The majority of my career as IT professional has been spent in configuring, handling and troubleshooting various networks.
As my formal education regarding this has been quite sparse, I’ve been pushed to try to really understand what happens and how to use/prevent different behaviour to make the network function in a desired manner.
And as I have not only done inhouse network managment, where I’ve been in contol of the hardware I’ve needed to not just understand how different vendors implement different technologies and what namingconventions they use. I’ve needed to grasp the core – what happens in reality – and then I would map the different vendor variants to that knowledge.
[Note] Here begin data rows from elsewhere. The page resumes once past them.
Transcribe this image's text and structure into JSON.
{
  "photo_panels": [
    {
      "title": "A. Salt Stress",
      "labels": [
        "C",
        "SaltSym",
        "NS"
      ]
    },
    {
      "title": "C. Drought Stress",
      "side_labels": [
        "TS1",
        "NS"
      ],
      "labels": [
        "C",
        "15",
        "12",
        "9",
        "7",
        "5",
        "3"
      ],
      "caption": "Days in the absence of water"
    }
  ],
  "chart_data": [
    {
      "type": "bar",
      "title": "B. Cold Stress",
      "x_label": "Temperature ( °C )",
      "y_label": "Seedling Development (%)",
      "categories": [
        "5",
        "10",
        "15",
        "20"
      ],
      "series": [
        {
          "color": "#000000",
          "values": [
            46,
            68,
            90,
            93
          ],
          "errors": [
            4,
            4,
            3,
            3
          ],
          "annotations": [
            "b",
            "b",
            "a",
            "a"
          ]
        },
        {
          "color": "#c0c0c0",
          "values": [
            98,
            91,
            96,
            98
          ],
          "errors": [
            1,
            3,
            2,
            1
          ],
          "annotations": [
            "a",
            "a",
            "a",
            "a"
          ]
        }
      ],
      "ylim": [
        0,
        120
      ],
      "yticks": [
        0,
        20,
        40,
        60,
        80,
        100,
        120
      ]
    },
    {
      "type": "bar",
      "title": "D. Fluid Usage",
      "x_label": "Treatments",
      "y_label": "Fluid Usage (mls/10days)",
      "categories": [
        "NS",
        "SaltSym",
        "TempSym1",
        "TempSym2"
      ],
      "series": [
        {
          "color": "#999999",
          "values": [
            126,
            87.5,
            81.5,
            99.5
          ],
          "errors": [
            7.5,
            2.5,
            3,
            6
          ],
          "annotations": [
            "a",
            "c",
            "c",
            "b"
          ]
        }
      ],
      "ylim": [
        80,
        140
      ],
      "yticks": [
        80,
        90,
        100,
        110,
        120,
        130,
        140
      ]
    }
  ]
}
I can’t say that I’m an expert regarding any line of products or any kind of network setup, but the mindset and angle of attack that I’ve developed during those years have helped me to start figuring out how a network setup are intended to worki, no matter what brand of router, switches, accesspoints or other equipment used.
Quite often I’ve come to a new customer to figure out their present network setup. Hopefully I get a login to their router and other equipment. From there I’ve had to figure out what kind of setup was implemented and how to extend, replace or troubleshoot from there. This has forced me to poke around in – among others – Cisco, Juniper, Fortinet, Check Point, Mikrotik and Ubiquity.
And of course the more consumerlevel equipment from Zyxel, TP-Link, ASUS, Technicolor and so on.